First as Tragedy, Then as Farce

"But Reagan's and Trump's opposing styles belie their similarities of substance. Both have marketed the same brand of outrage to the same angry segments of the electorate, faced the same jeering press, attracted some of the same battlefront allies (Roger Stone, Paul Manafort, Phyllis Schlafly), offended the same elites (including two generations of Bushes), outmaneuvered similar political adversaries, and espoused the same conservative populism built broadly on the pillars of jingoistic nationalism, nostalgia, contempt for Washington, and racial resentment. They've even endured the same wisecracks about their unnatural coiffures. 'Governor Reagan does not dye his hair,' said Gerald Ford at a Gridiron Dinner in 1974. 'He is just turning prematurely orange.' Though Reagan's 1980 campaign slogan ('Let's Make America Great Again') is one word longer than Trump’s, that word reflects a contrast in their personalities—the avuncular versus the autocratic—but not in message. Reagan's apocalyptic theme, 'The Empire is in decline,' is interchangeable with Trump's, even if the Gipper delivered it with a smile."

Frank Rich in New York compares Ronald Reagan to Donald Trump.

"To Attack Someone Because of Their Political Beliefs Is to Embrace the Logic of Authoritarianism"

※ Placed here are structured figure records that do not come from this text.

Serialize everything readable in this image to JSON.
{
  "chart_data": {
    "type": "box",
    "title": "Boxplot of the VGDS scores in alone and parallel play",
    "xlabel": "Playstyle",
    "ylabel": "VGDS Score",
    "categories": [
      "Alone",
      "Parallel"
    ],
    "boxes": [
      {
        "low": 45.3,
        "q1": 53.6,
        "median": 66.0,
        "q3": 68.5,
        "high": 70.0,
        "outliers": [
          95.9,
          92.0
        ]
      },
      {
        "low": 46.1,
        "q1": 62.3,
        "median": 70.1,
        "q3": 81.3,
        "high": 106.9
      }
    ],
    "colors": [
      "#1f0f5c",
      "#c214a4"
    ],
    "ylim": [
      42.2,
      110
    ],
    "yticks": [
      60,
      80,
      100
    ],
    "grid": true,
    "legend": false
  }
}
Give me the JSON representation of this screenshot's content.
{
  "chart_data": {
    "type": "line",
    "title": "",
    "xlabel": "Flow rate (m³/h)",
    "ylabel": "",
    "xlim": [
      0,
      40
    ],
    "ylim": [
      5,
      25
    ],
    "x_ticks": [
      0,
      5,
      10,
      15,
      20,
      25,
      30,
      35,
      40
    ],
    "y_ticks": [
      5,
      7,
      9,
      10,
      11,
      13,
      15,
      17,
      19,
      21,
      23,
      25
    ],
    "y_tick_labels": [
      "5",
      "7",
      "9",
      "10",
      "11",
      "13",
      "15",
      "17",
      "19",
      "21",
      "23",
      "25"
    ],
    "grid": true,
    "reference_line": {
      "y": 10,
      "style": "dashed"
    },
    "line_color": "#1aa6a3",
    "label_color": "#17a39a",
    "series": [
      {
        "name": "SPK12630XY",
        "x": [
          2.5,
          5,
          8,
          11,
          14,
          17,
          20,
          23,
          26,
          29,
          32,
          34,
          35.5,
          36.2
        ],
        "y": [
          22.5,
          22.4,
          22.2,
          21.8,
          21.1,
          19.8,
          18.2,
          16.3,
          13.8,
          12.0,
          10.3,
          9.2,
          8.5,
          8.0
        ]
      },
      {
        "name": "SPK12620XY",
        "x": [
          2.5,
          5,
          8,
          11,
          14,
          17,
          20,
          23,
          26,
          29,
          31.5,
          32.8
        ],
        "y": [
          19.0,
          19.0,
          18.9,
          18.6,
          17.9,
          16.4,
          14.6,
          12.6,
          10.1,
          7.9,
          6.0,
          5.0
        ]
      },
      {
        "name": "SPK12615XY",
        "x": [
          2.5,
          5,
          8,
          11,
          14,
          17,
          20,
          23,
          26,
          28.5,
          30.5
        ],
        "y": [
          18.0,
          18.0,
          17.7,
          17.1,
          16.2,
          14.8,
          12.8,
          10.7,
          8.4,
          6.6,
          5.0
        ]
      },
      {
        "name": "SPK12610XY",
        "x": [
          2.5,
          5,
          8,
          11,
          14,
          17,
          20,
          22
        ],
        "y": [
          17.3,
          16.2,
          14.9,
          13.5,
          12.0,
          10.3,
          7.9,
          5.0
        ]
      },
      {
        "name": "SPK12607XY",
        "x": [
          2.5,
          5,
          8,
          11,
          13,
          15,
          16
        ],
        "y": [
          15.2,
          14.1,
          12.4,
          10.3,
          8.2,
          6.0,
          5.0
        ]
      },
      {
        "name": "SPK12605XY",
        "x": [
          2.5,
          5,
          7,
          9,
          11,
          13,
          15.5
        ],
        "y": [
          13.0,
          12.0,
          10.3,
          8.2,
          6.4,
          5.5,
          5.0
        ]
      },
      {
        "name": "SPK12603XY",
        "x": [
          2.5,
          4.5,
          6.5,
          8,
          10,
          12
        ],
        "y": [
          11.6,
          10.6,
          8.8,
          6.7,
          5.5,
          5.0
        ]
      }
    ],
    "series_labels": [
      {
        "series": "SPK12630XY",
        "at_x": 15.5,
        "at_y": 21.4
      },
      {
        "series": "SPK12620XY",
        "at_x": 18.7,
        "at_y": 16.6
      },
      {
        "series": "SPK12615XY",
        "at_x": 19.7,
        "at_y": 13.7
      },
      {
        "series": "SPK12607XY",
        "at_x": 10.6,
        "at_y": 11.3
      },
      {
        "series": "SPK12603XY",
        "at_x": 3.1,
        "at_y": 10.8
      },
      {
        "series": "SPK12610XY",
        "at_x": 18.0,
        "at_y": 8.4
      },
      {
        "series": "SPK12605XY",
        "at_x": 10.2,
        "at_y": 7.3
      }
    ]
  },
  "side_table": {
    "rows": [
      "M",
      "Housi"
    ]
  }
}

"The simple truth is that reaction feeds on disorder. And when there are legitimate means to stop Trump, you're just as likely to cause a backlash in favor of his effort by forsaking them to attack his supporters. (At the risk of tripping Godwin's law, German Communist violence against ultra-right targets in the 1932 elections didn't stop Hitler and his enablers as much as it emboldened and enabled them.) If anything, Trump wants violent attacks on his supporters. Don't give them to him."

Jamelle Bouie in Slate criticizes anti-Trump violence.

"We Engaged Him for Our Ends"

"Ullrich has strong feelings about the way Hitler came to power in January 1933, enthroned by a 'sinister plot' of stupid elite politicians just at the moment when the Nazis were at last losing strength. It didn't have to happen. He constantly reminds his readers that Hitler didn't reach the chancellorship by his own efforts, but was put there by supercilious idiots who assumed they could manage this vulgarian.

Neal Ascherson in the London Review of Books reviews Volker Ullrich's Hitler: Ascent, 1889-1939.

The Greatest

"Ali's influence out of the ring was no less marked. Having appalled white America by converting to the Nation of Islam and changing his name from Cassius Clay to Cassius X and then to Muhammad Ali, he later refused to be drafted into the army, telling reporters: 'Man, I ain't got no quarrel with them Vietcong.'
"In 1967, still unbeaten and with no obvious challenger in sight, Ali was stripped of his titles and for three-and-a-half years had to scrape a living making campus speeches and appearing on Broadway. He lost his best years as a fighter yet as the opposition to Vietnam war grew, so did Ali's popularity. By the mid 1970s he was the biggest sports star on the planet."

Sean Ingle in The Guardian reports the death of Muhammad Ali.